Thursday, 16 June 2011


An article for a newsletter, about gardening, children and me.

Gardening for me is a career that has constantly evolved. Many forms have the work taken, and thankfully, obviously some would say, the plants have always taken centre stage. Whilst I’ve found many different ways to interact with my profession; the design of gardens, botany, or the history of gardening - the one thing that it all comes down to is the growing and cultivation of plants.

My first real memory of caring for a plant was in my early teens, when I somehow got hold of a spare snap dragon plant just a few centimetres tall. It must have been a spare bedding plant from the garden one spring time, but I took it and decided to grow it on my bedroom window sill in a pot, and experiment. I carefully watered it as the weeks went by, and was at the time amazed by the speed at which it grew! Before long it needed support, so a stick I acquired to prop it up, to which I gently tied the plant with string. That snap dragon, to me grew far larger than anyone else’s could have done, all because of my foresight to take it indoors to grow, or so I thought at the time.

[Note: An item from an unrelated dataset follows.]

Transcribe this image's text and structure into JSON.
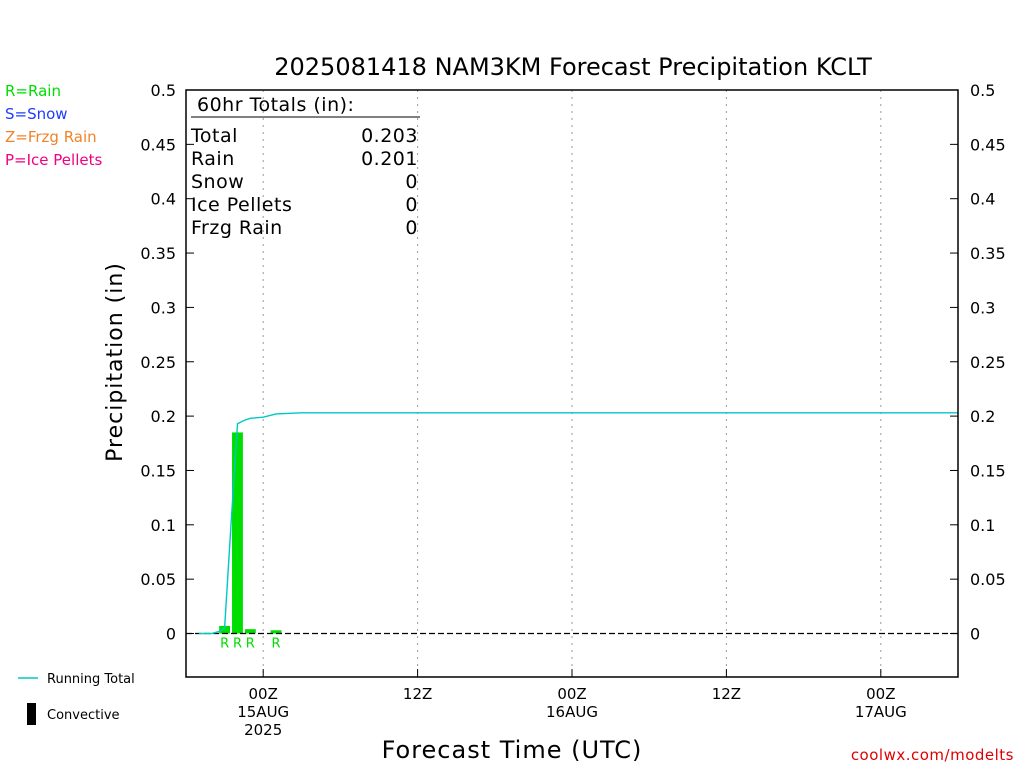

Naturally, that plant produced the tallest, and most colourful snap dragon flowers anyone could have seen, and all due to my talented green fingers. I even remember a tinge of guilt having kept it all to myself, not that I could have blogged about it in those days! Of course, the plant eventually passed its season by, hurried along slightly by the odd missed watering. In addition to this I remember a key turn off for me was mildew striking, although I didn’t know what it was at the time.

I’d seen gardening in action many years before this of course, my grandad having been a gardener amongst other trades. All I can remember of his first garden was his mint patch, the scent being unbelievably strong, I remember too that it was vigorous and trying to escape its lot. I remember his next garden, little front and rear gardens at his retirement bungalow; it was always so neatly trimmed and flowered beautifully. I remember he wasn’t exactly a spring chicken, but I knew that somehow he was very active tending his garden, and he loved it.

My work over many years has seen me in gardens visited by the public for all sorts of reasons, my current place of work being Compton Verney, in south Warwickshire. At all of ‘my’ gardens, the latest being no exception, children, education and the gardens have been a regular feature of my work. Not to directly deliver classes, but to nurture the environment to allow their experience of plants and nature. Education or the discovery of plants, to me links daily life now, with that of my childhood, and children. I watch and help my children to discover the natural environment, from simple wild flowers in the grass, to mammoth trees in gardens. I secretly hope they too can discover my fascination for plants, and that some day they too will feel the same pride and sense of discovery that I felt when I grew and nurtured my first plant.

If I can encourage caring for plants, nature and the environment to my children, and maybe others, through my love and connection with plants, then I’ll feel I’ll have passed on a gift that’ll last a lifetime. I’ll have helped to instil a general caring and thoughtful attitude, which I hope will transfer to other areas of their lives. The cultivation of plants offers so many benefits to so many people, children, amongst others being not only the keenest to learn, but the group who can gain the most.